I picked up my phone and ID card and headed out to meet Ellie. She was putting on the last touches of makeup. The au natural look required as much effort as the heavily made-up look. Guys never knew the difference, but the cosmetic industry didn’t have fifty shades of natural and blush lipstick because girls could run around with bee-stung lips just by biting them heavily. Biting led to chapped lips and teeth marks.

We didn’t talk as we walked toward the commons. Ellie seemed to instinctively understand that I didn’t have much to say. The campus looked magical in the evening light. The snow sparkled where it was illuminated by the lampposts that marched along the sidewalks, intersecting the campus lawns. Central was an old campus, over one hundred years old, and even though it had been modernized, the feel of it was nostalgic. The streetlights were made of wrought iron instead of hard steel. The callboxes looked like old-fashioned telephone booths. Even the sculptures positioned throughout had an old-world charm to them.

Maybe the student body took cues from it. For all the modern, liberal thinking that was preached from the professors’ podiums, the men and women who took classes here had some deep-seated, old-fashioned views. Girls who hooked up a lot were sluts. Guys who did the same were studs. Girls who wore their hair short and their pants long were lesbians. Guys who used too much product and cared too much about their appearance were gay. And those who didn’t conform were weirdos and easy objects of scorn.

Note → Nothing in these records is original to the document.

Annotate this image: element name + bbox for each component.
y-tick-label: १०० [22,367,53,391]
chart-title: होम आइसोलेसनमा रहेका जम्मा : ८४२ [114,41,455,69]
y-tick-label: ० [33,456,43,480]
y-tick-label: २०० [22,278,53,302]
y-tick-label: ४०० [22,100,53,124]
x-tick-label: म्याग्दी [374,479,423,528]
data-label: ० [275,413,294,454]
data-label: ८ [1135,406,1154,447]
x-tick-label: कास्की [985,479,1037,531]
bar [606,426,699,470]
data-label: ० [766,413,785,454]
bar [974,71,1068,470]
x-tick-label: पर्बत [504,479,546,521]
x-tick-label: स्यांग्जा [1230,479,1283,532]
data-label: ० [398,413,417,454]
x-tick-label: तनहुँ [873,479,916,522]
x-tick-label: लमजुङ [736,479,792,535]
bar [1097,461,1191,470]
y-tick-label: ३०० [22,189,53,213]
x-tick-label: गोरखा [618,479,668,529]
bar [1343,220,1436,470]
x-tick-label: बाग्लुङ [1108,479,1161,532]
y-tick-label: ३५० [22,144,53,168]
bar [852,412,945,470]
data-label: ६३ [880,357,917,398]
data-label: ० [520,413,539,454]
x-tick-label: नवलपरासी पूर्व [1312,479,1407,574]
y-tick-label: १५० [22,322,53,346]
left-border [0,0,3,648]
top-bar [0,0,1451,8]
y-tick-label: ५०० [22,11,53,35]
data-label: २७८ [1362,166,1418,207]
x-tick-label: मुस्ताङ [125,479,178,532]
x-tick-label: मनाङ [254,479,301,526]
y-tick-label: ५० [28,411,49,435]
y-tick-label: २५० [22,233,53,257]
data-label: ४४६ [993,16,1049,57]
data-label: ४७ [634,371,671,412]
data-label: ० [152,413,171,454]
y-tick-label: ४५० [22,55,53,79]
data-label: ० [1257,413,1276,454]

During my freshman year, I’d have given anything to be thought of as a weirdo or gay. Being deemed a slut meant that you were fair game to every asshole on campus. They could slap your ass or casually grab your boob during the sober, daylight hours. Once the sun went down and the beer came out, the groping was more obvious. Then it was a full body press, trying to corner you in a dark spot and stick their hand up your skirt. If you said no at any time, you were a bitch or cock tease or cunt. And because no one wanted to admit being turned down by the class bicycle, rumors started anew.

I remember one guy whom I’d never met, never talked to, bragging in the library to a few others in his study group about how he had to force me off his dick so he could get another beer, that I was just
so
hungry for him. Another guy regaled the group with how he’d poured beer on his penis and then forced me to suck him off. They all laughed when he described, graphically, how he had held my hair in place and how the gagging noises I made only made him harder.

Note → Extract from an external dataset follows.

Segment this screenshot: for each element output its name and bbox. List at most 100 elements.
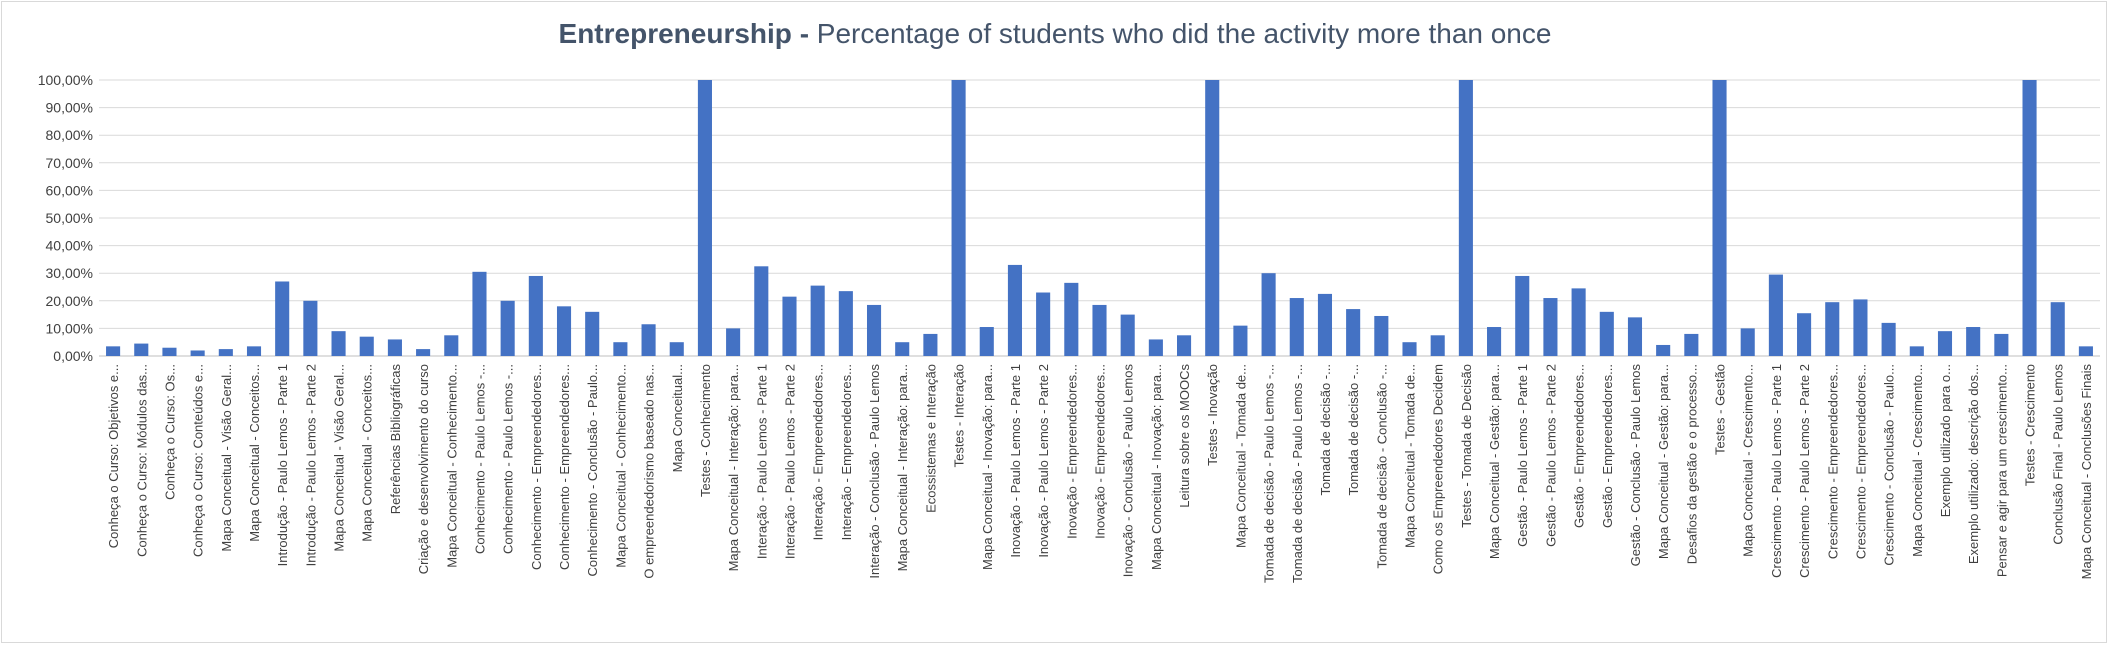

None of it had ever happened, but it didn’t stop me from feeling violated, used, and dirty. It wasn’t one thing that drove me off campus, but a hundred wounds both large and small. I felt that if I spent one minute more than necessary there, I would be nothing more than a dried honeycomb, all the life sucked out of me, exposed and used.

As Ellie and I walked down the sidewalk, no one stared at me. The cement at our feet didn’t crack in half. We were just two students in a big crowd, some moving toward the commons and some away. I felt anonymous for a moment, and I almost stumbled when relief poured through me.